Hemp extract containing CBD is among those derivatives, but Tarleton says he’s also working toward developing hemp as a woven textile, high-protein livestock feed and more. He’s eager to see hemp farming as a source of rural-development stimulus, and now that the Tennessee Department of Agriculture’s pilot program is in its third year, he’s hopeful that it will be embraced on a larger scale.
“Once we get past the education and de-demonizing of the crop itself and move into real-world applications for health and industrial uses,” says Tarleton, “then I think more large entities will be willing to engage with our industry.”
So licensed cultivation of industrial hemp is legal in the state, and possession of products that contain CBD and are derived from said hemp is legal. But a crackdown last month proved hemp advocates still have a long way to go in educating law enforcement and others. In a series of raids executed under the handle “Operation Candy Crush,” the Rutherford County Sheriff’s Office padlocked 23 stores that were found to be selling candy containing CBD.
“If you possess this without a prescription, you have broken the law,” said Rutherford County Sheriff Mike Fitzhugh at a press conference after the raids. “If you are selling this without a prescription, or if you’re not a pharmacy selling it to someone with a prescription for it, you have broken the law.”
That didn’t sit well with some hemp advocates, including TNHIA president Joe Kirkpatrick.
Said Kirkpatrick in a statement: “Unless the Rutherford County Sheriff’s Department and the Murfreesboro, Smyrna, and LaVergne municipal law enforcement investigators can prove beyond a reasonable doubt that the CBD products were derived from a ‘marijuana’ source rather than an ‘industrial hemp’ source, they are in clear contravention of the law.”
Less than a week after the raids, Circuit Court Judge Royce Taylor mandated that the 23 stores be permitted to resume operations.
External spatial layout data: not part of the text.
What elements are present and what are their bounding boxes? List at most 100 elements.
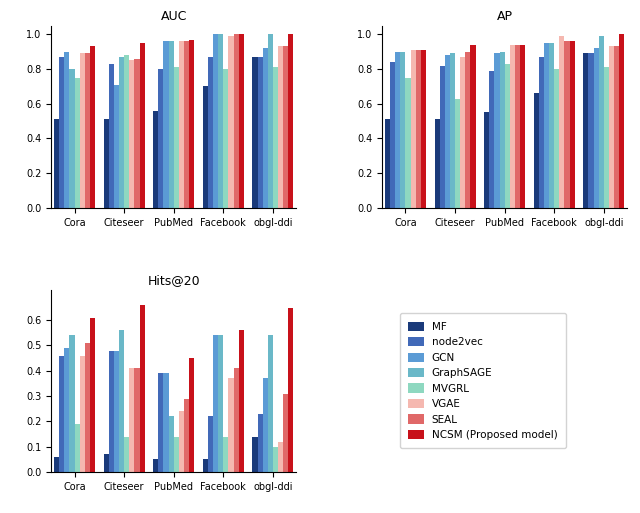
Bar <box>390 62 396 208</box>
Bar <box>239 330 244 472</box>
Bar <box>465 52 470 208</box>
Bar <box>505 64 510 208</box>
Bar <box>75 424 80 472</box>
Bar <box>218 34 223 208</box>
Bar <box>539 57 544 208</box>
Bar <box>554 69 559 208</box>
Bar <box>59 57 64 208</box>
Bar <box>268 34 273 208</box>
Bar <box>223 69 228 208</box>
Title: AUC: AUC <box>161 10 187 23</box>
Bar <box>559 36 564 208</box>
Bar <box>262 48 268 208</box>
Bar <box>257 57 262 208</box>
Bar <box>168 41 173 208</box>
Bar <box>570 41 575 208</box>
Bar <box>598 36 604 208</box>
Bar <box>460 57 465 208</box>
Bar <box>411 50 416 208</box>
Bar <box>153 111 158 208</box>
Bar <box>173 437 179 472</box>
Bar <box>534 93 539 208</box>
Bar <box>203 86 208 208</box>
Bar <box>184 41 189 208</box>
Bar <box>119 57 124 208</box>
Bar <box>510 45 515 208</box>
Bar <box>140 305 145 472</box>
Bar <box>90 47 95 208</box>
Bar <box>489 71 494 208</box>
Bar <box>484 112 489 208</box>
Bar <box>163 373 168 472</box>
Bar <box>435 120 440 208</box>
Bar <box>64 348 70 472</box>
Bar <box>401 52 406 208</box>
Bar <box>593 48 598 208</box>
Bar <box>85 53 90 208</box>
Bar <box>470 45 476 208</box>
Bar <box>213 336 218 472</box>
Bar <box>416 50 421 208</box>
Bar <box>228 379 234 472</box>
Bar <box>70 69 75 208</box>
Bar <box>203 459 208 472</box>
Bar <box>406 77 411 208</box>
Bar <box>440 66 445 208</box>
Bar <box>179 411 184 472</box>
Bar <box>104 454 109 472</box>
Bar <box>168 416 173 472</box>
Bar <box>614 47 620 208</box>
Bar <box>450 53 455 208</box>
Bar <box>179 41 184 208</box>
Bar <box>520 45 525 208</box>
Bar <box>80 356 85 472</box>
Bar <box>54 457 59 472</box>
Bar <box>455 98 460 208</box>
Bar <box>80 53 85 208</box>
Bar <box>64 52 70 208</box>
Bar <box>583 53 588 208</box>
Bar <box>218 336 223 472</box>
Bar <box>257 414 262 472</box>
Bar <box>549 43 554 208</box>
Bar <box>54 120 59 208</box>
Bar <box>588 53 593 208</box>
Bar <box>223 437 228 472</box>
Bar <box>609 47 614 208</box>
Bar <box>234 368 239 472</box>
Bar <box>252 437 257 472</box>
Bar <box>620 34 625 208</box>
Bar <box>268 336 273 472</box>
Bar <box>114 85 119 208</box>
Bar <box>90 318 95 472</box>
Bar <box>278 47 283 208</box>
Bar <box>70 336 75 472</box>
Bar <box>85 343 90 472</box>
Bar <box>208 416 213 472</box>
Bar <box>515 45 520 208</box>
Bar <box>124 437 129 472</box>
Bar <box>289 34 294 208</box>
Bar <box>445 55 450 208</box>
Bar <box>158 69 163 208</box>
Bar <box>158 373 163 472</box>
Bar <box>262 379 268 472</box>
Bar <box>396 52 401 208</box>
Bar <box>239 34 244 208</box>
Bar <box>283 47 289 208</box>
Bar <box>134 368 140 472</box>
Bar <box>140 43 145 208</box>
Bar <box>75 77 80 208</box>
Bar <box>129 368 134 472</box>
Bar <box>134 58 140 208</box>
Bar <box>114 350 119 472</box>
Bar <box>119 330 124 472</box>
Bar <box>234 34 239 208</box>
Bar <box>189 40 195 208</box>
Bar <box>109 64 114 208</box>
Bar <box>252 57 257 208</box>
Bar <box>208 57 213 208</box>
Bar <box>109 350 114 472</box>
Bar <box>499 52 505 208</box>
Bar <box>544 43 549 208</box>
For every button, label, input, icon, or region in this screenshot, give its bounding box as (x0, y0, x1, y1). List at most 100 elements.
On Feb. 28, Rutherford County’s district attorney signed an order dropping all charges against the stores.
“I think just like anything that’s new, or a new industry, it takes time for the education to evolve,” says the TNHIA’s Thompson. “And for it to be completely adopted in a community, it takes education.” She points to TNHIA projects like a hemp maze and other hands-on events like fiber workshops that, to borrow Tarleton’s phrase, de-demonize the plant.
Studies have linked use of cannabinoids to a reduction in seizures in epileptics and to antipsychotic effects among schizophrenics, among other benefits. Even so, Wolfe says she doesn’t receive much of a response when she mentions hemp products to the health care professionals who come to check on little Arlie (“They just look at me,” she says), or to parents unfamiliar with the supposed health benefits of hemp products. “People act like I’m getting her high. Then I tell them the difference [between THC and CBD], and they start asking me questions about it. They’re like, ‘Oh, there’s no side effects?’ ”
“It’s a learning thing for me,” says Wolfe. “No one’s been teaching me how to use it, or what the right dose is for her. I’ve been having to figure this out on my own, so I’ve been going really slow. And it’s working. It really is.”